Alfred Stieglitz was born on January 1, 1864 in Hoboken, New Jersey. He plays a central role in the history of American photography.
From 1881-90 Stieglitz pursued engineering and photochemical studies in Berlin, worked with pictorialist photography and then went back to New York. First he worked in a photo business, but then in 1892 he started to write for The American Amateur Photographer and starting in 1897 for Camera Notes. Alfred Stieglitz wanted to bring about the establishment of photography in the canon of the visual arts. In 1902, he founded the "Photo-Secession" together with Steichen and Coburn.
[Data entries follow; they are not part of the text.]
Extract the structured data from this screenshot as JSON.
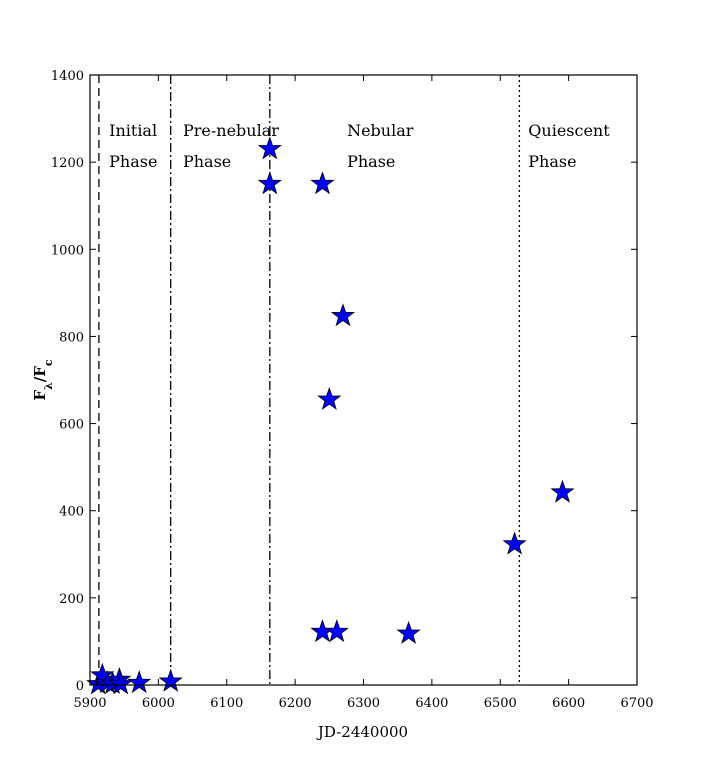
{
  "chart_data": {
    "type": "scatter",
    "xlabel": "JD-2440000",
    "ylabel": "Fλ/Fc",
    "xlim": [
      5900,
      6700
    ],
    "ylim": [
      0,
      1400
    ],
    "x_ticks": [
      "5900",
      "6000",
      "6100",
      "6200",
      "6300",
      "6400",
      "6500",
      "6600",
      "6700"
    ],
    "y_ticks": [
      "0",
      "200",
      "400",
      "600",
      "800",
      "1000",
      "1200",
      "1400"
    ],
    "marker": "star",
    "marker_color": "#0000ff",
    "grid": false,
    "points": [
      {
        "x": 5912,
        "y": 2
      },
      {
        "x": 5918,
        "y": 22
      },
      {
        "x": 5925,
        "y": 5
      },
      {
        "x": 5933,
        "y": 3
      },
      {
        "x": 5943,
        "y": 12
      },
      {
        "x": 5945,
        "y": 2
      },
      {
        "x": 5972,
        "y": 5
      },
      {
        "x": 6018,
        "y": 8
      },
      {
        "x": 6163,
        "y": 1230
      },
      {
        "x": 6163,
        "y": 1150
      },
      {
        "x": 6240,
        "y": 1150
      },
      {
        "x": 6270,
        "y": 847
      },
      {
        "x": 6250,
        "y": 655
      },
      {
        "x": 6240,
        "y": 122
      },
      {
        "x": 6261,
        "y": 122
      },
      {
        "x": 6366,
        "y": 118
      },
      {
        "x": 6521,
        "y": 323
      },
      {
        "x": 6591,
        "y": 442
      }
    ],
    "phase_lines": [
      {
        "x": 5913,
        "style": "dashed"
      },
      {
        "x": 6018,
        "style": "dashdot"
      },
      {
        "x": 6163,
        "style": "dashdot"
      },
      {
        "x": 6528,
        "style": "dotted"
      }
    ],
    "annotations": [
      {
        "line1": "Initial",
        "line2": "Phase",
        "x": 5928
      },
      {
        "line1": "Pre-nebular",
        "line2": "Phase",
        "x": 6036
      },
      {
        "line1": "Nebular",
        "line2": "Phase",
        "x": 6276
      },
      {
        "line1": "Quiescent",
        "line2": "Phase",
        "x": 6541
      }
    ]
  }
}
In 1903 he became editor of the photo journal "Camera Work", which became the platform for avant-garde photography. At the same time, the journal served as an exhibit catalog for the first private photo gallery in the US: Stieglitz opened "Gallery 291" in 1905 at 291 Fifth Avenue, which would serve as a forum for the ideas of young avantgardists. There he presented not only modern photographs (for example by Strand) but also historical photos (for example by Cameron) and paintings (for example by Braque, Picasso, and O' Keeffe).
Around 1915, Alfred Stieglitz turned away from pictorialism strictly and became a vehement representative of a new movement: "straight photography". Together with Strand, he called for a photographic art that was no longer ashamed of the specific idiosyncrasies of the medium, but rather utilized them purposefully, for "the blurriness of a gum bichromate print has, seen from an aesthetic standpoint, less value than a normal tin plate photograph".
In 1917 he ended his activities as a gallery owner and publisher, and devoted himself specifically to his own artistic work. In 1924 he married the painter Georgia O’Keeffe; Stieglitz’s intense portraits of her are counted among the most famous of his photographs. A further high point of his work was the series "Equivalents," which show cloud formations as carriers of meaning for psychological moods.
Alfred Stieglitz died on July 13, 1946 in New York. He once said that, in order to establish photography as an art in America, he had "done everything, except commit suicide".